Changing the world through the ordinary

 

"We figure out ways to clean textiles and raw fiber. Nasty, dirty, oily, stinky textiles and raw fiber, and we do it without water." At TERSUS Solutions, we toil in soil.

This piece on innovation was written by our CTO and originally published in the CIO Review.  

 

I was recently asked by a soon-to-be entrepreneur where the best opportunities in the technology business lie. I told her to identify mundane things that she hated to do and improve them. 

At TERSUS, we don't make electric cars that propel people. We don't make rockets that will take people to space for a thrill ride. We don't make jetpacks, although I still want the one I was promised 45 years ago. We don't make social media apps that allow people to Twitter their lives away. Nope, we figure out ways to clean textiles and raw fiber. Nasty, dirty, oily, stinky textiles and raw fiber, and we do it without water. We think doing so will have a huge impact on people's lives, and the environment. 

The global textile industry is the second largest polluter of fresh water sources, according to The World Bank. 

Water is becoming the next hot commodity according to a New York Times article from September 2015. Water disruption, due to quality issues, or scarcity is becoming a major factor in risk assessment for investors and is a contingency that has to be planned for by brand apparel companies. Add to that the rising cost of water, and more significantly, the rising cost of wastewater disposal and you have a situation that can spiral out of control quickly. Throw geopolitics on top and you have a potential problem that requires a substantial investment in planning for alternative sources of raw materials, dyeing, manufacturing and so on. A plan that is in essence an expensive, necessary insurance policy. Using less water across the life of the garment is essential. 

Brand apparel companies are increasingly proactive in reducing water usage on the manufacturing side, but the majority of water used during a garment's lifespan is done after it is in the consumer's hands. To date, this has rarely been addressed outside of Levi's CEO, Chip Bergh's message not to wash your jeans. This message can become confusing to someone who buys Levi's for their quality and proceeds to do a real day's work in them.
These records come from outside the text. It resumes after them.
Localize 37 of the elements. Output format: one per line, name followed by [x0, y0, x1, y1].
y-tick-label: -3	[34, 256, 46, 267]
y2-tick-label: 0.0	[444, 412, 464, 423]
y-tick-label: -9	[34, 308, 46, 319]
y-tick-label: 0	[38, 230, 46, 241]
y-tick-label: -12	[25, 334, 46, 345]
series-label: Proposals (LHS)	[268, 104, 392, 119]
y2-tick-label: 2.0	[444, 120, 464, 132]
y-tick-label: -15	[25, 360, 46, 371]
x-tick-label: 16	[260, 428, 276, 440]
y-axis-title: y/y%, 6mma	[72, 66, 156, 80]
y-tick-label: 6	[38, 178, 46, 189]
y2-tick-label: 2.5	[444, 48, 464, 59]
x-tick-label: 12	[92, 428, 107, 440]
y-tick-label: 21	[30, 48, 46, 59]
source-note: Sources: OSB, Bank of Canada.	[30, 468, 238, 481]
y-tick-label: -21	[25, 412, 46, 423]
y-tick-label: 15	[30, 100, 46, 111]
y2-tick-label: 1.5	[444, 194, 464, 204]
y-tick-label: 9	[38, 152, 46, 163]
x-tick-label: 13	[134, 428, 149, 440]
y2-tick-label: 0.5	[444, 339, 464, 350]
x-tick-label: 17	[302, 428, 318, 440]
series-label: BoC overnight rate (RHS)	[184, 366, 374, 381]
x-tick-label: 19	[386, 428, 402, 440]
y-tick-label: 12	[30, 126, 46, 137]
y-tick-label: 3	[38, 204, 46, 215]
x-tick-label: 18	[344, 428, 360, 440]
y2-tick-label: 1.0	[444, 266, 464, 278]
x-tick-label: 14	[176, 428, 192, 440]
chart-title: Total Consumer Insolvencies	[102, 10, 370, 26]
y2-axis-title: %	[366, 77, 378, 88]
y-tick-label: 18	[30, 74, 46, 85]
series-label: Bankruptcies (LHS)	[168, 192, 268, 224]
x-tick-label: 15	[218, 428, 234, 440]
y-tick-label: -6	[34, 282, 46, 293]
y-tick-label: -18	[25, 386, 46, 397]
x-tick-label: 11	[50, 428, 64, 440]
Not washing your jeans in not an option. 

The better course of action would be to offer an alternative. 

Brand apparel companies spend billions each year crafting the message of their brand. They seek to touch their customers in as many positive ways as is conceivable. Product design, technical properties, fabric hand, color, the ease of use of the website, and the look/feel/smell of the storefronts are all studied, with data gathered to be used to enhance the customer experience. They then drop the ball when they sell the product by relying on the consumer to service their garments or technical gear properly. They cede their brand reputation to customers who don't know how to service/care for their garments properly, which can lead to dissatisfaction with the product even when it is not warranted. 

The market exists for servicing these garments to keep them performing through an authorized vendor that has the ability to clean, repair, and in the case of technical garments, restore the performance back to the original specifications. Through these outlets, with real-time feedback, the brands could realize customer patterns in the care of their product and be notified of quality issues that might arise allowing them to make improvements to the product more quickly. This would ultimately cut down on warranty claims, and improve customer satisfaction. It will also cut waste in product and resources by being able to address these issues early on. The companies will also know when the garment is at the end of its useful life, and then be able to custom market to individual customers. Lastly, the service vendor becomes the drop off point for the garment to be processed for recycling as a step towards a closed loop system. 

Fast fashion fills landfills. The concern for how items are made, and how they are disposed of is becoming ingrained in the way we buy things. The forward thinking brand apparel company will take a cradle-to-grave approach to their product, making it simple for the consumer to return the garment during, or, at the end of its life cycle for repurposing and recycling. While certain companies are doing this currently, it's a small group. It's a safe bet to assume at some point this will become mandatory via government regulation. 

Through the implementation of technology we can bridge logistics, documentation - including pictures, repair history, cleaning and processing history, and performance stats of a garment - and make it all available to the customer and brand. Through this data the brand understands their customers' needs in real time, and we can do it with only a fraction of the water currently being used. 

The market continues to change. The trend is towards owning fewer garments that are high quality. The consumer will spend money to own quality garments. They will also spend money to keep them in top shape if they understand the brand is backing the garment up through service. 

So the challenge is, embrace the mundane. Find opportunity and change the world with the ordinary. By tackling the issue of cleaning textiles, we aim to expand the impact throughout the textile industry.